Ihre 64 Abgeordeten haben sechs Monate lang das Parlament boykottiert. Anschließend beschlossen sie, solange nicht über Gesetzentwürfe der Regierung abzustimmen bis Berisha bereit ist, das Wahlergebnis in denjenigen Regionen zu überprüfen, in denen möglicherweise am dreistesten betrogen wurde. Es kam dann ein weiterer Fall von Korruption ans Licht, der allerdings vom Fernsehen dokumentiert wurde: Ein Videofilm, der Vizepremier und Wirtschaftsminister Ilir Meta bei dem Versuch zeigt, die Ausschreibung für den Bau eines Wasserkraftwerks zugunsten eines Bewerbers zu manipulieren. Zuvor schon hatte die Opposition die Justiz in drei Fällen gezwungen, Ermittlungsverfahren zu ähnlichen Korruptionsfällen einzuleiten.

Sie haben an der erwähnten Demonstration selbst teilgenommen. Wie lief der Polizeieinsatz ab?

An diesem Freitag waren viele Leute auf der Straße, vor allem Arbeiter und Arbeitslose, aber auch Intellektuelle und Journalisten – kurz gesagt: die Zivilgesellschaft. An der Spitze marschierten wir vom Gewerkschaftsbund. Die Demonstration war zunächst friedlich, artete dann aber aus, als die Polizei begann, Tränengas zu verschießen. Da die Polizisten aber selbst keine Gasmasken hatten, übernahm die Republikanische Garde – eine Eliteeinheit des Militärs – ihre Rolle. Irgendwann wurden Schüsse in die Luft abgegeben, was die Demonstranten in Rage brachte. Einige von ihnen warfen mit Pflastersteinen Fenster des Palastes ein, worauf die Garde in die Menge schoß und drei Menschen tötete. Hinterher hieß es, sie seien durch Querschläger umgekommen. Aufgebracht über die Toten, stürmten die Demonstranten den Regierungssitz und steckten etwa 15 Autos in Brand, zum großen Teil Polizeifahrzeuge.

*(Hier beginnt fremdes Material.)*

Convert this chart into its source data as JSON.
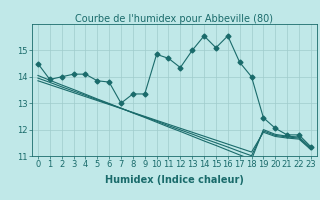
{
  "title": "Courbe de l'humidex pour Abbeville (80)",
  "xlabel": "Humidex (Indice chaleur)",
  "ylabel": "",
  "bg_color": "#c0e8e8",
  "grid_color": "#a0cccc",
  "line_color": "#1a6b6b",
  "x": [
    0,
    1,
    2,
    3,
    4,
    5,
    6,
    7,
    8,
    9,
    10,
    11,
    12,
    13,
    14,
    15,
    16,
    17,
    18,
    19,
    20,
    21,
    22,
    23
  ],
  "series1": [
    14.5,
    13.9,
    14.0,
    14.1,
    14.1,
    13.85,
    13.8,
    13.0,
    13.35,
    13.35,
    14.85,
    14.7,
    14.35,
    15.0,
    15.55,
    15.1,
    15.55,
    14.55,
    14.0,
    12.45,
    12.05,
    11.8,
    11.8,
    11.35
  ],
  "series2": [
    14.05,
    13.87,
    13.69,
    13.52,
    13.34,
    13.16,
    12.99,
    12.81,
    12.63,
    12.46,
    12.28,
    12.1,
    11.93,
    11.75,
    11.57,
    11.4,
    11.22,
    11.04,
    10.87,
    12.0,
    11.82,
    11.75,
    11.72,
    11.3
  ],
  "series3": [
    13.95,
    13.79,
    13.62,
    13.46,
    13.3,
    13.13,
    12.97,
    12.81,
    12.64,
    12.48,
    12.32,
    12.15,
    11.99,
    11.83,
    11.66,
    11.5,
    11.34,
    11.17,
    11.01,
    11.95,
    11.78,
    11.72,
    11.68,
    11.27
  ],
  "series4": [
    13.85,
    13.7,
    13.55,
    13.4,
    13.25,
    13.1,
    12.95,
    12.8,
    12.65,
    12.5,
    12.35,
    12.2,
    12.05,
    11.9,
    11.75,
    11.6,
    11.45,
    11.3,
    11.15,
    11.9,
    11.74,
    11.68,
    11.64,
    11.24
  ],
  "ylim": [
    11.0,
    16.0
  ],
  "yticks": [
    11,
    12,
    13,
    14,
    15
  ],
  "xticks": [
    0,
    1,
    2,
    3,
    4,
    5,
    6,
    7,
    8,
    9,
    10,
    11,
    12,
    13,
    14,
    15,
    16,
    17,
    18,
    19,
    20,
    21,
    22,
    23
  ],
  "marker": "D",
  "marker_size": 2.5,
  "line_width": 0.8,
  "title_fontsize": 7,
  "label_fontsize": 7,
  "tick_fontsize": 6
}
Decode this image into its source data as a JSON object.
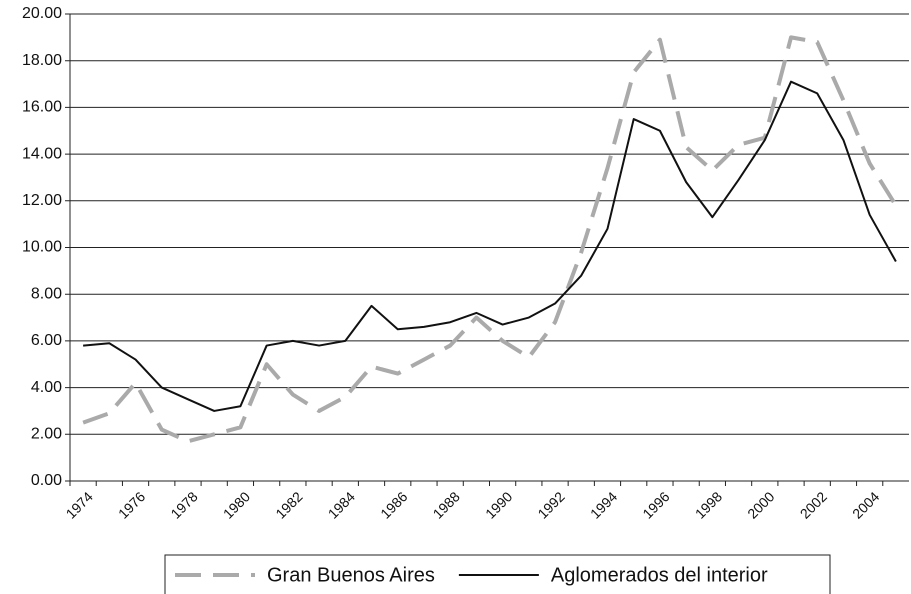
{
  "chart_data": {
    "type": "line",
    "categories": [
      "1974",
      null,
      "1976",
      null,
      "1978",
      null,
      "1980",
      null,
      "1982",
      null,
      "1984",
      null,
      "1986",
      null,
      "1988",
      null,
      "1990",
      null,
      "1992",
      null,
      "1994",
      null,
      "1996",
      null,
      "1998",
      null,
      "2000",
      null,
      "2002",
      null,
      "2004",
      null
    ],
    "series": [
      {
        "name": "Gran Buenos Aires",
        "color": "#aaaaaa",
        "dashed": true,
        "values": [
          2.5,
          2.9,
          4.2,
          2.2,
          1.7,
          2.0,
          2.3,
          5.0,
          3.7,
          3.0,
          3.6,
          4.9,
          4.6,
          5.2,
          5.8,
          7.0,
          6.0,
          5.3,
          6.8,
          9.8,
          13.4,
          17.5,
          18.9,
          14.3,
          13.3,
          14.4,
          14.7,
          19.0,
          18.8,
          16.3,
          13.6,
          11.8
        ]
      },
      {
        "name": "Aglomerados del interior",
        "color": "#111111",
        "dashed": false,
        "values": [
          5.8,
          5.9,
          5.2,
          4.0,
          3.5,
          3.0,
          3.2,
          5.8,
          6.0,
          5.8,
          6.0,
          7.5,
          6.5,
          6.6,
          6.8,
          7.2,
          6.7,
          7.0,
          7.6,
          8.8,
          10.8,
          15.5,
          15.0,
          12.8,
          11.3,
          12.9,
          14.6,
          17.1,
          16.6,
          14.6,
          11.4,
          9.4
        ]
      }
    ],
    "ylim": [
      0,
      20
    ],
    "yticks": [
      {
        "value": 0,
        "label": "0.00"
      },
      {
        "value": 2,
        "label": "2.00"
      },
      {
        "value": 4,
        "label": "4.00"
      },
      {
        "value": 6,
        "label": "6.00"
      },
      {
        "value": 8,
        "label": "8.00"
      },
      {
        "value": 10,
        "label": "10.00"
      },
      {
        "value": 12,
        "label": "12.00"
      },
      {
        "value": 14,
        "label": "14.00"
      },
      {
        "value": 16,
        "label": "16.00"
      },
      {
        "value": 18,
        "label": "18.00"
      },
      {
        "value": 20,
        "label": "20.00"
      }
    ],
    "grid": true,
    "legend": "bottom"
  }
}
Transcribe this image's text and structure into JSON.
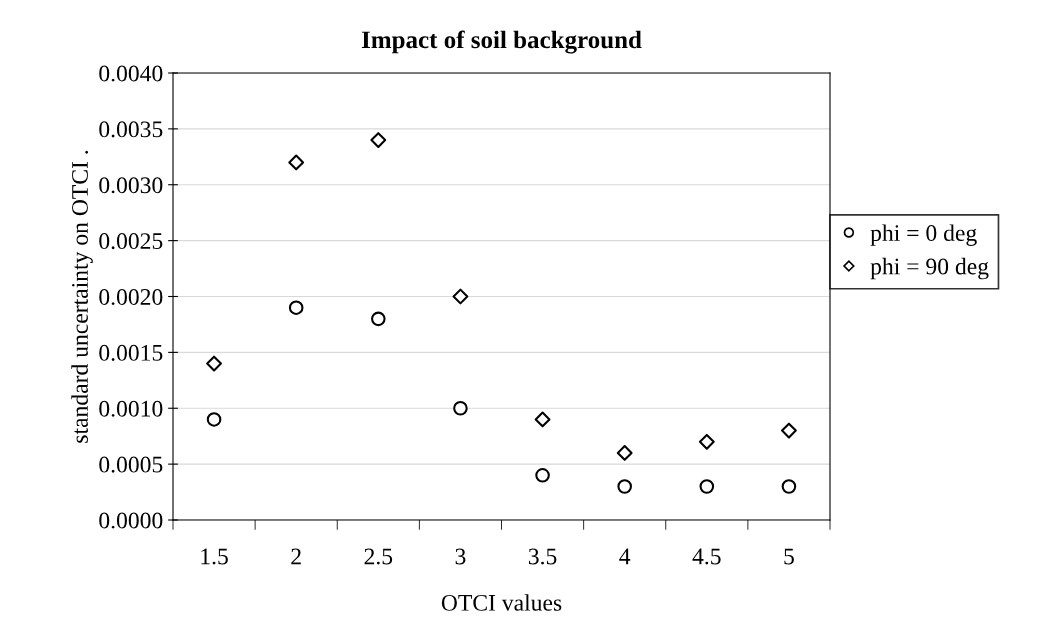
{
  "chart_data": {
    "type": "scatter",
    "title": "Impact of soil background",
    "xlabel": "OTCI values",
    "ylabel": "standard uncertainty on OTCI .",
    "categories": [
      "1.5",
      "2",
      "2.5",
      "3",
      "3.5",
      "4",
      "4.5",
      "5"
    ],
    "series": [
      {
        "name": "phi = 0 deg",
        "color": "#000000",
        "marker": "circle",
        "values": [
          0.0009,
          0.0019,
          0.0018,
          0.001,
          0.0004,
          0.0003,
          0.0003,
          0.0003
        ]
      },
      {
        "name": "phi = 90 deg",
        "color": "#000000",
        "marker": "diamond",
        "values": [
          0.0014,
          0.0032,
          0.0034,
          0.002,
          0.0009,
          0.0006,
          0.0007,
          0.0008
        ]
      }
    ],
    "ylim": [
      0,
      0.004
    ],
    "yticks": [
      {
        "value": 0,
        "label": "0.0000"
      },
      {
        "value": 0.0005,
        "label": "0.0005"
      },
      {
        "value": 0.001,
        "label": "0.0010"
      },
      {
        "value": 0.0015,
        "label": "0.0015"
      },
      {
        "value": 0.002,
        "label": "0.0020"
      },
      {
        "value": 0.0025,
        "label": "0.0025"
      },
      {
        "value": 0.003,
        "label": "0.0030"
      },
      {
        "value": 0.0035,
        "label": "0.0035"
      },
      {
        "value": 0.004,
        "label": "0.0040"
      }
    ],
    "grid": "y",
    "legend": "right"
  }
}
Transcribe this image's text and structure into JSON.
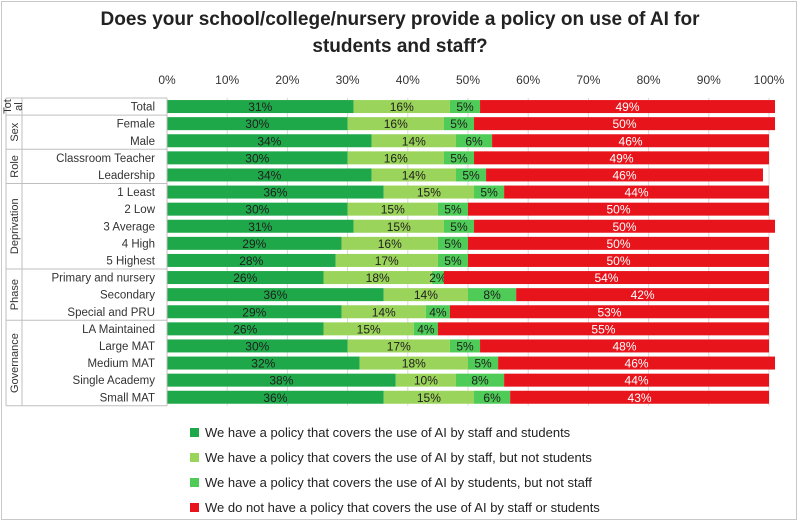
{
  "title_line1": "Does your school/college/nursery provide a policy on use of AI for",
  "title_line2": "students and staff?",
  "chart_data": {
    "type": "bar",
    "orientation": "horizontal",
    "stacked": true,
    "title": "Does your school/college/nursery provide a policy on use of AI for students and staff?",
    "xlim": [
      0,
      100
    ],
    "x_ticks": [
      "0%",
      "10%",
      "20%",
      "30%",
      "40%",
      "50%",
      "60%",
      "70%",
      "80%",
      "90%",
      "100%"
    ],
    "groups": [
      {
        "name": "Tot al",
        "rows": [
          0,
          0
        ]
      },
      {
        "name": "Sex",
        "rows": [
          1,
          2
        ]
      },
      {
        "name": "Role",
        "rows": [
          3,
          4
        ]
      },
      {
        "name": "Deprivation",
        "rows": [
          5,
          9
        ]
      },
      {
        "name": "Phase",
        "rows": [
          10,
          12
        ]
      },
      {
        "name": "Governance",
        "rows": [
          13,
          17
        ]
      }
    ],
    "categories": [
      "Total",
      "Female",
      "Male",
      "Classroom Teacher",
      "Leadership",
      "1 Least",
      "2 Low",
      "3 Average",
      "4 High",
      "5 Highest",
      "Primary and nursery",
      "Secondary",
      "Special and PRU",
      "LA Maintained",
      "Large MAT",
      "Medium MAT",
      "Single Academy",
      "Small MAT"
    ],
    "series": [
      {
        "name": "We have a policy that covers the use of AI by staff and students",
        "color": "#1fa84a",
        "values": [
          31,
          30,
          34,
          30,
          34,
          36,
          30,
          31,
          29,
          28,
          26,
          36,
          29,
          26,
          30,
          32,
          38,
          36
        ]
      },
      {
        "name": "We have a policy that covers the use of AI by staff, but not students",
        "color": "#9bd45a",
        "values": [
          16,
          16,
          14,
          16,
          14,
          15,
          15,
          15,
          16,
          17,
          18,
          14,
          14,
          15,
          17,
          18,
          10,
          15
        ]
      },
      {
        "name": "We have a policy that covers the use of AI by students, but not staff",
        "color": "#4fcb57",
        "values": [
          5,
          5,
          6,
          5,
          5,
          5,
          5,
          5,
          5,
          5,
          2,
          8,
          4,
          4,
          5,
          5,
          8,
          6
        ]
      },
      {
        "name": "We do not have a policy that covers the use of AI by staff or students",
        "color": "#e8141c",
        "values": [
          49,
          50,
          46,
          49,
          46,
          44,
          50,
          50,
          50,
          50,
          54,
          42,
          53,
          55,
          48,
          46,
          44,
          43
        ]
      }
    ],
    "data_label_suffix": "%",
    "legend_position": "bottom"
  }
}
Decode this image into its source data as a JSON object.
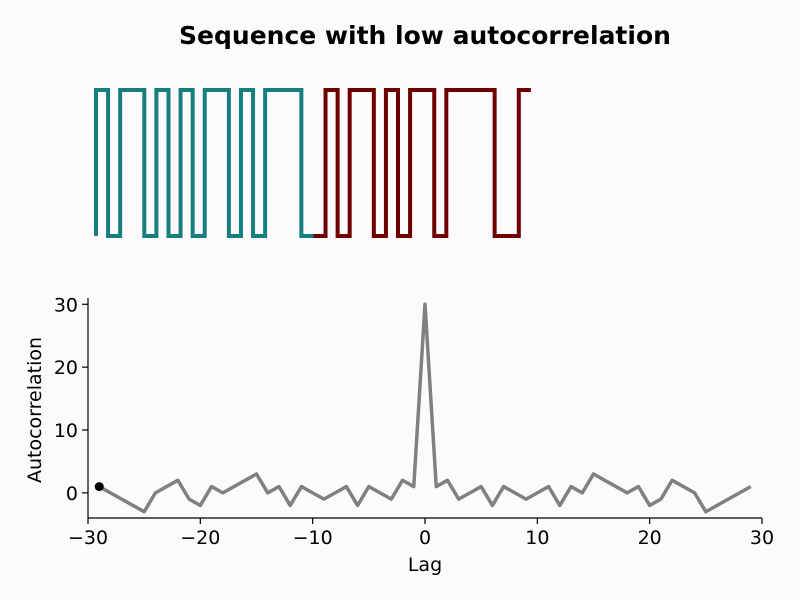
{
  "chart_data": [
    {
      "type": "line",
      "subtype": "sequence-waveform",
      "title": "Sequence with low autocorrelation",
      "bits": [
        1,
        0,
        1,
        1,
        0,
        1,
        0,
        1,
        0,
        1,
        1,
        0,
        1,
        0,
        1,
        1,
        1,
        0,
        0,
        1,
        0,
        1,
        1,
        0,
        1,
        0,
        1,
        1,
        0,
        1,
        1,
        1,
        1,
        0,
        0,
        1
      ],
      "split_index": 18,
      "series": [
        {
          "color": "#157f7d"
        },
        {
          "color": "#6e0000"
        }
      ],
      "grid": false
    },
    {
      "type": "line",
      "title": "",
      "xlabel": "Lag",
      "ylabel": "Autocorrelation",
      "x": [
        -29,
        -28,
        -27,
        -26,
        -25,
        -24,
        -23,
        -22,
        -21,
        -20,
        -19,
        -18,
        -17,
        -16,
        -15,
        -14,
        -13,
        -12,
        -11,
        -10,
        -9,
        -8,
        -7,
        -6,
        -5,
        -4,
        -3,
        -2,
        -1,
        0,
        1,
        2,
        3,
        4,
        5,
        6,
        7,
        8,
        9,
        10,
        11,
        12,
        13,
        14,
        15,
        16,
        17,
        18,
        19,
        20,
        21,
        22,
        23,
        24,
        25,
        26,
        27,
        28,
        29
      ],
      "y": [
        1,
        0,
        -1,
        -2,
        -3,
        0,
        1,
        2,
        -1,
        -2,
        1,
        0,
        1,
        2,
        3,
        0,
        1,
        -2,
        1,
        0,
        -1,
        0,
        1,
        -2,
        1,
        0,
        -1,
        2,
        1,
        30,
        1,
        2,
        -1,
        0,
        1,
        -2,
        1,
        0,
        -1,
        0,
        1,
        -2,
        1,
        0,
        3,
        2,
        1,
        0,
        1,
        -2,
        -1,
        2,
        1,
        0,
        -3,
        -2,
        -1,
        0,
        1
      ],
      "xlim": [
        -30,
        30
      ],
      "ylim": [
        -4,
        31
      ],
      "xticks": [
        "−30",
        "−20",
        "−10",
        "0",
        "10",
        "20",
        "30"
      ],
      "yticks": [
        "0",
        "10",
        "20",
        "30"
      ],
      "line_color": "#808080",
      "marker": {
        "x": -29,
        "y": 1,
        "color": "#000000"
      },
      "grid": false
    }
  ]
}
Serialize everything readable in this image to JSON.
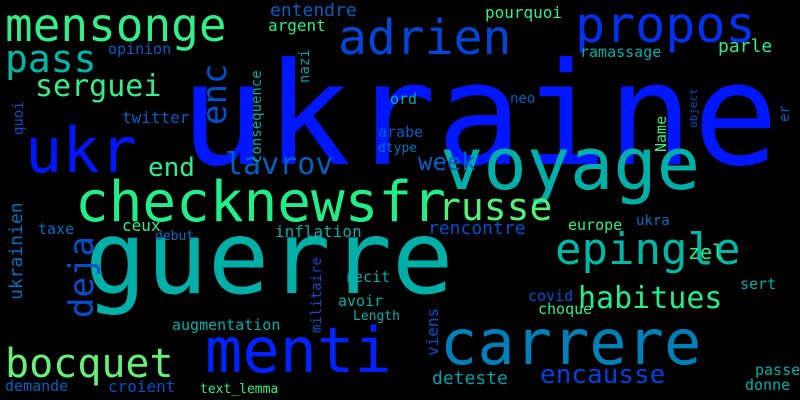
{
  "words": [
    {
      "text": "ukraine",
      "color": "#0016ff"
    },
    {
      "text": "guerre",
      "color": "#00b0a8"
    },
    {
      "text": "voyage",
      "color": "#00b0a8"
    },
    {
      "text": "menti",
      "color": "#0022ff"
    },
    {
      "text": "carrere",
      "color": "#0080b8"
    },
    {
      "text": "checknewsfr",
      "color": "#22ee88"
    },
    {
      "text": "mensonge",
      "color": "#33ee88"
    },
    {
      "text": "propos",
      "color": "#0030f0"
    },
    {
      "text": "adrien",
      "color": "#0046d8"
    },
    {
      "text": "ukr",
      "color": "#0016ff"
    },
    {
      "text": "pass",
      "color": "#00b8a8"
    },
    {
      "text": "epingle",
      "color": "#00b8a8"
    },
    {
      "text": "russe",
      "color": "#55f077"
    },
    {
      "text": "bocquet",
      "color": "#66f077"
    },
    {
      "text": "habitues",
      "color": "#22ee88"
    },
    {
      "text": "deja",
      "color": "#0050d0"
    },
    {
      "text": "serguei",
      "color": "#33ee88"
    },
    {
      "text": "lavrov",
      "color": "#0060c4"
    },
    {
      "text": "week",
      "color": "#0060c4"
    },
    {
      "text": "end",
      "color": "#33ee88"
    },
    {
      "text": "enc",
      "color": "#0050d0"
    },
    {
      "text": "encausse",
      "color": "#0040e0"
    },
    {
      "text": "zel",
      "color": "#22ee88"
    },
    {
      "text": "rencontre",
      "color": "#0050d0"
    },
    {
      "text": "ukrainien",
      "color": "#0070c0"
    },
    {
      "text": "deteste",
      "color": "#00a0b0"
    },
    {
      "text": "entendre",
      "color": "#0060c4"
    },
    {
      "text": "pourquoi",
      "color": "#33ee88"
    },
    {
      "text": "parle",
      "color": "#33ee88"
    },
    {
      "text": "ramassage",
      "color": "#00b0a8"
    },
    {
      "text": "opinion",
      "color": "#0060c4"
    },
    {
      "text": "argent",
      "color": "#22ee88"
    },
    {
      "text": "nazi",
      "color": "#00a0b0"
    },
    {
      "text": "consequence",
      "color": "#00b0a8"
    },
    {
      "text": "ord",
      "color": "#00b0a8"
    },
    {
      "text": "neo",
      "color": "#0060c4"
    },
    {
      "text": "quoi",
      "color": "#0050d0"
    },
    {
      "text": "twitter",
      "color": "#0060c4"
    },
    {
      "text": "arabe",
      "color": "#0060c4"
    },
    {
      "text": "dtype",
      "color": "#0070c0"
    },
    {
      "text": "Name",
      "color": "#33ee88"
    },
    {
      "text": "object",
      "color": "#0050d0"
    },
    {
      "text": "er",
      "color": "#0060c4"
    },
    {
      "text": "europe",
      "color": "#33ee88"
    },
    {
      "text": "ukra",
      "color": "#0070c0"
    },
    {
      "text": "taxe",
      "color": "#0070c0"
    },
    {
      "text": "ceux",
      "color": "#33ee88"
    },
    {
      "text": "debut",
      "color": "#0070c0"
    },
    {
      "text": "inflation",
      "color": "#00b0a8"
    },
    {
      "text": "militaire",
      "color": "#0050d0"
    },
    {
      "text": "recit",
      "color": "#00b0a8"
    },
    {
      "text": "avoir",
      "color": "#00b0a8"
    },
    {
      "text": "Length",
      "color": "#00b0a8"
    },
    {
      "text": "viens",
      "color": "#0050d0"
    },
    {
      "text": "covid",
      "color": "#0050d0"
    },
    {
      "text": "choque",
      "color": "#33ee88"
    },
    {
      "text": "augmentation",
      "color": "#00b0a8"
    },
    {
      "text": "demande",
      "color": "#0060c4"
    },
    {
      "text": "croient",
      "color": "#0050d0"
    },
    {
      "text": "text_lemma",
      "color": "#33ee88"
    },
    {
      "text": "sert",
      "color": "#00b0a8"
    },
    {
      "text": "passe",
      "color": "#00b0a8"
    },
    {
      "text": "donne",
      "color": "#00b0a8"
    }
  ]
}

Wie wird sich die Opposition – ob innerhalb oder außerhalb des Parlaments – nun verhalten? Eine Demonstration, die Berisha unterstützen sollte, wurde erst einmal mit der Begründung abgesagt, die internationale Gemeinschaft befürchte eine Eskalation der Lage.

Meines Erachtens wird Berisha alles tun, um Bevölkerungsteile gegeneinander aufzuhetzen. Hinter ihm stehen die Reichen und die Mittelschichten. Außerdem zieht er seinen Nutzen aus der Korruption. In den vergangenen Jahren hat er die neoliberale Politik forciert, die Überweisungen der Arbeitsmigranten sind zurückgegangen, die Albaner wurden immer ärmer. Ausländische Investitionen gibt es kaum – auch weil keine politische Stabilität herrscht.

Welche Alternativen fordert Ihre Gewerkschaft?

Notwendig ist die Wiederbelebung der öffentlichen Investitionen in die Infrastruktur sowie die Förderung der kleinen und mittleren Unternehmen und des Agrarsektors. Wir brauchen eine massive Verbesserung der Wasserwirtschaft, auch wegen der enormen Überschwemmungen, die Albanien erlebt hat.

Was sagen Sie zu den Bestrebungen, Albanien in die EU aufzunehmen?

Heute wird in Europa eine offen neoliberale Politik gemacht, deshalb sind wir dagegen. Sobald sich der Wind dreht und Europa sozial wird – was hoffentlich so bald wie möglich geschieht – kann Albanien durchaus Mitglied der EU werden.

Denken Sie, daß der Ministerpräsident zurücktritt?

Berisha tritt entweder jetzt zurück oder nie.

Eine Langfassung dieses Interviews erschien zuerst in der linken italienischen Tageszeitung il manifesto am 23. januar 2011.